Resource Security and Wildlife Trade - Timber

Geographical location:

Asia/Pacific > East Asia > Japan

Verifying the country of origin of logs and saw timber is one of the
most difficult tasks for responsible government enforcement agencies. Southeast Asia.
© TRAFFIC Southeast Asia

Summary

This project aims to contribute to the overall goal of the sustainable management of the timber trade. It will focus on improvements to the coordination of customs’ work. There is a particular emphasis on trade with Indonesia from which a large volume of timber is imported.

Specific actions include quantifiying the present state of illegal timber trade from Southeast Asia, particularly Indonesia; supporting capacity building of the Indonesian customs officers and making recommendations to curb illegal logging and timber trade.

Background

Illegal logging and timber trade are recognized problems within the timber and paper industries, but the extent and the mechanisms by which the trade operates are not known.

In order to exclude illegal products from the market, it is necessary to distinguish the illegal from the legal. However, this is difficult to achieve. Current trade data are insufficient, therefore to exclude illegal trade, it is necessary to understand present flow problems and increase transparency in the trade.

In the tropical forests in Indonesia biodiversity is rapidly being lost because of illegal logging and smuggling. Indonesia produces 40% of plywood in the world, most of which is consumed in Japan, China, and Korea. Japan is therefore directly linked related to the problems in Indonesia.

Objectives

The general objective matches the TRAFFIC Global Programme (3.1.1): Mechanisms to enhance the transparency of the timber trade for at least 10 countries and internationally through production and communication of the results of 5 bilateral country case studies of timber trade reporting for selected commodities and species by the end of 2006 (Conduct study of Japan-Indonesia timber trade, with recommendations to improve bilateral statistics on ramin and other timber species).

Specific objectives

- Ensure updated information of rare timber and the Convention on International Trade in Endangered Species of Wild Fauna and Flora (CITES) is recognized by timber importers and dealers, and establish a relationship to exchange information.
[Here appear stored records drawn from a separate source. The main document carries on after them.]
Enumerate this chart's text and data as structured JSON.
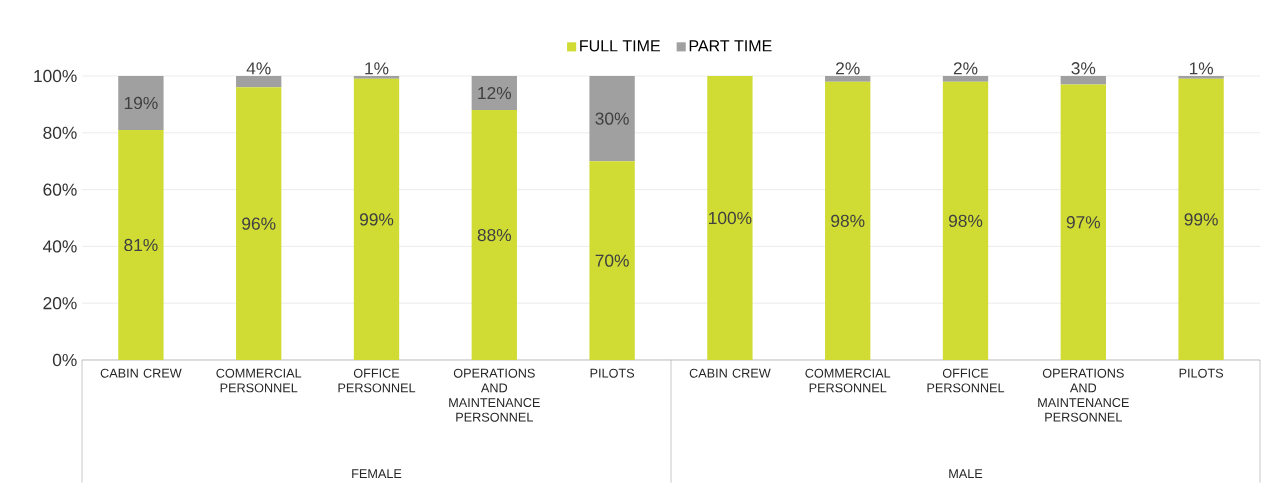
{
  "chart_data": {
    "type": "bar",
    "stacked": true,
    "categories": [
      "CABIN CREW",
      "COMMERCIAL PERSONNEL",
      "OFFICE PERSONNEL",
      "OPERATIONS AND MAINTENANCE PERSONNEL",
      "PILOTS",
      "CABIN CREW",
      "COMMERCIAL PERSONNEL",
      "OFFICE PERSONNEL",
      "OPERATIONS AND MAINTENANCE PERSONNEL",
      "PILOTS"
    ],
    "series": [
      {
        "name": "FULL TIME",
        "color": "#d0dc34",
        "values": [
          81,
          96,
          99,
          88,
          70,
          100,
          98,
          98,
          97,
          99
        ],
        "value_labels": [
          "81%",
          "96%",
          "99%",
          "88%",
          "70%",
          "100%",
          "98%",
          "98%",
          "97%",
          "99%"
        ]
      },
      {
        "name": "PART TIME",
        "color": "#a0a0a0",
        "values": [
          19,
          4,
          1,
          12,
          30,
          0,
          2,
          2,
          3,
          1
        ],
        "value_labels": [
          "19%",
          "4%",
          "1%",
          "12%",
          "30%",
          null,
          "2%",
          "2%",
          "3%",
          "1%"
        ]
      }
    ],
    "ylim": [
      0,
      100
    ],
    "yticks": [
      {
        "value": 0,
        "label": "0%"
      },
      {
        "value": 20,
        "label": "20%"
      },
      {
        "value": 40,
        "label": "40%"
      },
      {
        "value": 60,
        "label": "60%"
      },
      {
        "value": 80,
        "label": "80%"
      },
      {
        "value": 100,
        "label": "100%"
      }
    ],
    "grid": "y",
    "legend": "top",
    "annotations": [
      "FEMALE",
      "MALE"
    ]
  }
}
- Maintain appropriate relationships to exchange information with stakeholders such as customs officers and other governmental administrations.

- Improve waterfront operations of the Japanese customs office.

- Improve trade data of major nations.

Solution

- Hold law enforcement workshops for Indonesian and Japanese government officials.

- Produce the necessary reports and distribute them to the relevant parties.

- Produce an identification manual for tropical timber.

- Disseminate updated CITES information to stakeholders.

- Maintain communications with the agarwood industry to enhance the transparency of the agarwood trade.

Achievement

By March 2006

- With financial support of the Keidanren Nature Conservation Fund (KNCF), a workshop to cope with illegal Indonesian timber trade was held in Jakarta for law enforcement officials.

- With KNCF, a CITES and Timber Trade workshop was held in December for officials of the Japanese government and those of the governments of Indonesia and Malaysia. Relevant information was exchanged and awareness of the illegal trade issue was raised.

- A report on the domestic trade in agarwood was produced and presented to the Plant Committee of CITES.

By March 2007

- With financial support from Marubeni Corporation and technical support from the Canadian government and a Japanese tropical wood expert, an identification manual for tropical timber was produced. The Japanese Ministry of Finance distributed it to 40 major customs offices.

- Merbau trade: TRAFFIC East-Asia Japan (TEAJ) organized an international meeting on merbau with concerned nations (i.e. Indonesia, Malaysia, Japan, USA, Australia). Concerns over the present states of merbau trade were shared among the participants.

- Agarwood: TEAJ lobbied the Japanese government for their active involvement to support the agarwood workshop jointly organized by the Malaysian government, TRAFFIC Southeast Asia and the Association of Southeast Asian Nations (ASEAN) Wildlife Law Enforcement Network.

By March 2008

- TRAFFIC Network commenced a timber customs statistics project and, in the first phase, produced a draft report on timber trade statistics data and regulations of exporting and importing nations. TEAJ produced a case study report on gaps in trade data between Indonesia and Japan. Based on this report, TEAJ will issue an official request to the Japanese Customs Authority to improve data handling.

- TRAFFIC Network actively lobbied at the 2nd Round of the International Experts Meeting on Illegal Logging from G8 held in March 2008 in Tokyo. TRAFFIC’s argument that better international collaborations were needed among customs authorities of nations was successfully included in the meeting summary as an important agenda.

- In response to a request from Forestry Agency of Japan, TEAJ collected information on afrormosia or African teak (Pericopsis elata) from 2 TRAFFIC offices in Africa and conducted a market survey in Japan. TRAFFIC submitted a report to the agency.